Our indicator is essentially a "moving average of the GDX/GLD relationship." Since the relationship is far more consistent than the price, we can use a moving average with a manageable number of whipsaws.
BACKTESTING THE TECHNIQUE
The algorithm is very simple. Other than the math required to calculate the baseline relationship, the trading signals require only 2 lines of code in TradeStation.
*Buy GDX when the Global RSI crosses its trigger line (and perhaps sell short GLD as a hedge).
*Sell short GDX when the Global RSI crosses below its trigger line (and perhaps buy GLD as a hedge).
The Global RSI is charted above using the most recent 7 days of data as compared to the entire baseline history. The trigger line is simply the Global RSI level 2 days prior to the current day. I could add a few lines of code that would improve the results dramatically by reducing whipsaws, but I want to show the power of this very simple technique on its own, with no other variables.
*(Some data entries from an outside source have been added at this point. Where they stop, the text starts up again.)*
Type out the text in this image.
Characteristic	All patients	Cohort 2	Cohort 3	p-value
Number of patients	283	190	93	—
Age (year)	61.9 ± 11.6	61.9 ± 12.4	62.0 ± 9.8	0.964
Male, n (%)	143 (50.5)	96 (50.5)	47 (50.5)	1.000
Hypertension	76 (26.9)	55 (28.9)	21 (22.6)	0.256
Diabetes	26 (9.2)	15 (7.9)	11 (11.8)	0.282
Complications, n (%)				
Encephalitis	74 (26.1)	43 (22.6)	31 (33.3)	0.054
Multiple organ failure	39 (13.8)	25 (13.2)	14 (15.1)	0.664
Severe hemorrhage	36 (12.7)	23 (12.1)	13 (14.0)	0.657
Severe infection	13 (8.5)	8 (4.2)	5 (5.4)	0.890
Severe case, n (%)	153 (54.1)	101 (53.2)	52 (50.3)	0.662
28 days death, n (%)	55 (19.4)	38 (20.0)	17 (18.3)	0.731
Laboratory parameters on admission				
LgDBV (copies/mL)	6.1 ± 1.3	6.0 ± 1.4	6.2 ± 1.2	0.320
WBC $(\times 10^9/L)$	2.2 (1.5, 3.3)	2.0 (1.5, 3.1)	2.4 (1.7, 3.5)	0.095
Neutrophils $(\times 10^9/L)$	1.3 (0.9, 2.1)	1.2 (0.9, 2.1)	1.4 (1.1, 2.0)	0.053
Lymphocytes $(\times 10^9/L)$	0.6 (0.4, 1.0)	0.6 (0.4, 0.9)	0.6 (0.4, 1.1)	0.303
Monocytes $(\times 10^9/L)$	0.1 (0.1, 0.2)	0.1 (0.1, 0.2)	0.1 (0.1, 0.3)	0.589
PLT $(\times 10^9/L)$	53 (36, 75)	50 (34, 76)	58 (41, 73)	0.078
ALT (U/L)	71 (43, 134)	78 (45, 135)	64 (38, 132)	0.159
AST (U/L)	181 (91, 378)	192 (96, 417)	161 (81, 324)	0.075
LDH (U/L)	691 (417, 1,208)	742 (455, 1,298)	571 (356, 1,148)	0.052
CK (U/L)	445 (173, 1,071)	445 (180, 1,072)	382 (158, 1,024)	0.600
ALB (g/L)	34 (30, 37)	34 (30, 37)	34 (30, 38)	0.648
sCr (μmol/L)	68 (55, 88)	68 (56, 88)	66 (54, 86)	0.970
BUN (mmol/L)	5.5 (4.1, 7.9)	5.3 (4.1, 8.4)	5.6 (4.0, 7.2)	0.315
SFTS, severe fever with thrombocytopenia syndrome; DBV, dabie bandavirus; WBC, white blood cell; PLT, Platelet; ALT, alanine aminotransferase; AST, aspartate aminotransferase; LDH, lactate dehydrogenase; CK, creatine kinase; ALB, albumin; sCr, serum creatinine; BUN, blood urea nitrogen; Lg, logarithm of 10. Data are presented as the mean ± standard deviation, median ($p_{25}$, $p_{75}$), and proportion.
10/18/06-10/18/16: Long and short GDX trading signals
Source: TradeStation Strategy Performance
Buy and Hold GDX (10 years): -34.23%
Total return of GDX with Global RSI: 322.67%
- $10,000 each trade
- $4 commissions each trade
- 14.72% annualized
Below are some of the trading details from TradeStation's backtesting software:
Source: TradeStation Performance Reports
Note, even in long-term bear market in GDX, more money was made in long trades than short trades. In full and fair disclosure, I would not short sell anything as volatile and unpredictable as GDX without having some sort of protection in place.
Trying to predict the price action of gold is extremely difficult, as it often deviates radically from what "conventional wisdom" tells us.
With Global RSI, we don't have to worry about what gold is doing, or why its doing it. Using the historic price action relationship between gold and gold mining stocks can tell us when the gold complex is ripe for a long entry, or a short one. With 2 lines of code only, you can see that the gold complex can be successfully traded without a care in the world as to why gold is moving the way it is.
The indicator has triggered a long position in GDX on 10/13/16. The strength of the signal suggests that there is low probability that this move is a head-fake. Adding strength to my signal is the apparent successful hold of support at the 200-day moving average ($23.25 ish).
I would add to GDX on any weakness, with a stop loss at 4% below the 200-day average, which is $22.56 as of 10/19.
Disclosure: I am/we are long GDX.
I wrote this article myself, and it expresses my own opinions. I am not receiving compensation for it (other than from Seeking Alpha). I have no business relationship with any company whose stock is mentioned in this article.